In a previous blog post, we discussed the FHA loan rules for purchasing multi-unit properties. It’s true that an FHA borrower can buy a home with as many as four living units.
It’s also possible to rent out the unused units in the home, but FHA loan rules do require at least one person obligated on the mortgage to occupy the home as the primary residence.
FHA home loans are generally for owner/occupiers only. You are permitted to rent out the unused living units in your new home, but those units cannot be rented out for periods less than 30 days, offer hotel-style services such as food, bellboy service, etc.
The rules for these issues are very clear, but what is to stop a borrower from purchasing a new home with an FHA loan and using it as an Air B-n-B, or other “transient housing” where occupancy is less than 30 days?

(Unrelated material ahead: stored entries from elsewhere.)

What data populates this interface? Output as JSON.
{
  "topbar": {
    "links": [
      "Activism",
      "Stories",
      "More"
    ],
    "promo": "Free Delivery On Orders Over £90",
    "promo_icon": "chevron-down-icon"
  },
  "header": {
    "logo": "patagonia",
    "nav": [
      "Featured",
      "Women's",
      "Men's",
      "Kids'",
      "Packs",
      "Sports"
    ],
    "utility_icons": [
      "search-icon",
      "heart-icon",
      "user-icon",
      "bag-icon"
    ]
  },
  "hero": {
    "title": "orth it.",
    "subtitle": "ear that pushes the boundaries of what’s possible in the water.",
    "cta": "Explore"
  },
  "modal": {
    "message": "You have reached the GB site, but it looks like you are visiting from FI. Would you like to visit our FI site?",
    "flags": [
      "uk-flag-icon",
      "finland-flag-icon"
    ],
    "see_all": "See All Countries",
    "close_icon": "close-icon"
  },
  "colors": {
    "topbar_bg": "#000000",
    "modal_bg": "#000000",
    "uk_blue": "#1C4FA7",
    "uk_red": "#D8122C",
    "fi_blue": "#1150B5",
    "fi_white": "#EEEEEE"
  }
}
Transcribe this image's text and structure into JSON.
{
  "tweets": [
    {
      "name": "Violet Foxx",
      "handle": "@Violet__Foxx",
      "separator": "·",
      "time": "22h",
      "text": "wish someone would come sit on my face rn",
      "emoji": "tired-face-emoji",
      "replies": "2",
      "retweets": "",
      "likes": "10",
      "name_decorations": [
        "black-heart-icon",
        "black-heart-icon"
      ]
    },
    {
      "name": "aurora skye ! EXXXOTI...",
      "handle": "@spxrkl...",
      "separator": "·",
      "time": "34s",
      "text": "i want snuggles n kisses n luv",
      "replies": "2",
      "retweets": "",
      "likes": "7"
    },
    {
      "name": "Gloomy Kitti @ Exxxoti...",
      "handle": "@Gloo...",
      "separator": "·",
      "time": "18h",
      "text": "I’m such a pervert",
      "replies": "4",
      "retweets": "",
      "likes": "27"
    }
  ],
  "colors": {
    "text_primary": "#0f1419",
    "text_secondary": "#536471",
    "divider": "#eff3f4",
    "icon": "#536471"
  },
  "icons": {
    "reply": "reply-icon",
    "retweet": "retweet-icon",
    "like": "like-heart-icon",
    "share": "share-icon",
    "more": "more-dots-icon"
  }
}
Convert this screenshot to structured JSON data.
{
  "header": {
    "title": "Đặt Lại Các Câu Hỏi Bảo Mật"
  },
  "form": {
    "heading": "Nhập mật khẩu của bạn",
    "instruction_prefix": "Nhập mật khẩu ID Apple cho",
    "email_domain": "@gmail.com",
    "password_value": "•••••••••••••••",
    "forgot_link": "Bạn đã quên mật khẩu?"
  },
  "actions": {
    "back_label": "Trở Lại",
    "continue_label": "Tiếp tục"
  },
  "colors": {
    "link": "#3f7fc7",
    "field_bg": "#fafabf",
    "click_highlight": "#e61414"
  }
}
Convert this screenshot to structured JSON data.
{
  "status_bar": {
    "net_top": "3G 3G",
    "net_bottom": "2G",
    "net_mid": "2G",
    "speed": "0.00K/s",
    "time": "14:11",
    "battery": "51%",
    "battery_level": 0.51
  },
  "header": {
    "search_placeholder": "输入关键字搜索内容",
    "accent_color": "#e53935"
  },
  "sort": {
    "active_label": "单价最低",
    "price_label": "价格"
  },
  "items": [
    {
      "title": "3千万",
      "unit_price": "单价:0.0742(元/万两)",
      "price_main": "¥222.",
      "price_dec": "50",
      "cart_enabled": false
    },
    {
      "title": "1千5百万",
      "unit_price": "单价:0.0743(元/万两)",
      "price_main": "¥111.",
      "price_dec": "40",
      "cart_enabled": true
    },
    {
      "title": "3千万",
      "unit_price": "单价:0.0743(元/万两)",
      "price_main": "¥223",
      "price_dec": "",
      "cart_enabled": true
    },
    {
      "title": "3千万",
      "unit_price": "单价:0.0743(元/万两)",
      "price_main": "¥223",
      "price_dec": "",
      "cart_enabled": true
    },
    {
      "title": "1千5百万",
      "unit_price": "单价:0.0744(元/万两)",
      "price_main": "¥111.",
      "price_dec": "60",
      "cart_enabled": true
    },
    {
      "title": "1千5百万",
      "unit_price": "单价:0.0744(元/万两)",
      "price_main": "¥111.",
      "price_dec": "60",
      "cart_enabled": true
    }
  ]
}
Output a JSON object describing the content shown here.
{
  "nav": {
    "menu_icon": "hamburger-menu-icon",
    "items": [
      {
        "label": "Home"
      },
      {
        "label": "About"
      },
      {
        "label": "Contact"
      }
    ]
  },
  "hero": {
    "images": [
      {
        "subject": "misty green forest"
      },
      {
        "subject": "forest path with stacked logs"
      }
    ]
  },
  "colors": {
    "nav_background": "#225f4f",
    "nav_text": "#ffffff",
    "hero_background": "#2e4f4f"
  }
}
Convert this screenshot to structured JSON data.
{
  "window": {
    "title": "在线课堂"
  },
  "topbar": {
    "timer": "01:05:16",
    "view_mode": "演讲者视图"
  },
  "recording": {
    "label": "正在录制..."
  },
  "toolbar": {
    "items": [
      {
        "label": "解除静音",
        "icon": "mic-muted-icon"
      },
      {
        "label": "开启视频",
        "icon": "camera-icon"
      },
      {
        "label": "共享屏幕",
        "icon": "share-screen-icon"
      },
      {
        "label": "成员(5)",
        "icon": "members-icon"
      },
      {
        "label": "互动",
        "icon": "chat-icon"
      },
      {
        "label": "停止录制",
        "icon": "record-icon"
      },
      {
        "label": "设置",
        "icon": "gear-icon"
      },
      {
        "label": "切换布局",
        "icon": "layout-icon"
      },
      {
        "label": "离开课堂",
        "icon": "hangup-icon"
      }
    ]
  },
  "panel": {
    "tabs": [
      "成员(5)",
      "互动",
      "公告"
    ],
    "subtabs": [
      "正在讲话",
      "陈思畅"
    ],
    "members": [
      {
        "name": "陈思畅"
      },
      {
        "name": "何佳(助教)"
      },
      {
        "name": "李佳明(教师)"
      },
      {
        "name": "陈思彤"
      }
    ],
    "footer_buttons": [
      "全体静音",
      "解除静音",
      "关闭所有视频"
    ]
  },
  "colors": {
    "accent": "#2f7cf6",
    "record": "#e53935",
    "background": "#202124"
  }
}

Some borrowers might wonder if it’s feasible to just purchase the home and do what they want to do in this regard, but FHA home loan paperwork requirements anticipate this.
Borrowers must sign a legally binding agreement as a condition of the FHA home loan stating they will not use the property for such short-term occupancy.
This legally binding document is known as HUD 92561, Borrower’s Contract with Respect to Hotel and Transient Use of Property. It states in part, “Sec. 513(a) of the National Housing Act, as amended, provides that as long as mortgage insurance is outstanding no portion of the housing covered by any such mortgage shall be used for transient or hotel purposes”.
Furthermore, the term “transient or hotel purposes” is defined in the document as follows:
(1) any rental for a period less than 30 days, or
(2) any rental if the occupants of the housing accommodations are provided customary hotel services such as room service for food and beverages, maid service, furnishing and laundering of linen, and bellboy service.”
The FHA Borrower agrees “that so long as any of the housing identified in the caption hereof or any part thereof is subject to a mortgage insured under the provisions of the National Housing Act, the Borrower, his/her successors and assigns, will not rent, offer to rent, permit the rental or permit the offering for rental of such housing or any part thereof for transient of hotel purposes.”
And finally, the document requires all parties to sign, “under penalty of perjury” the document attesting that such uses of the property purchased with an FHA mortgage will not happen.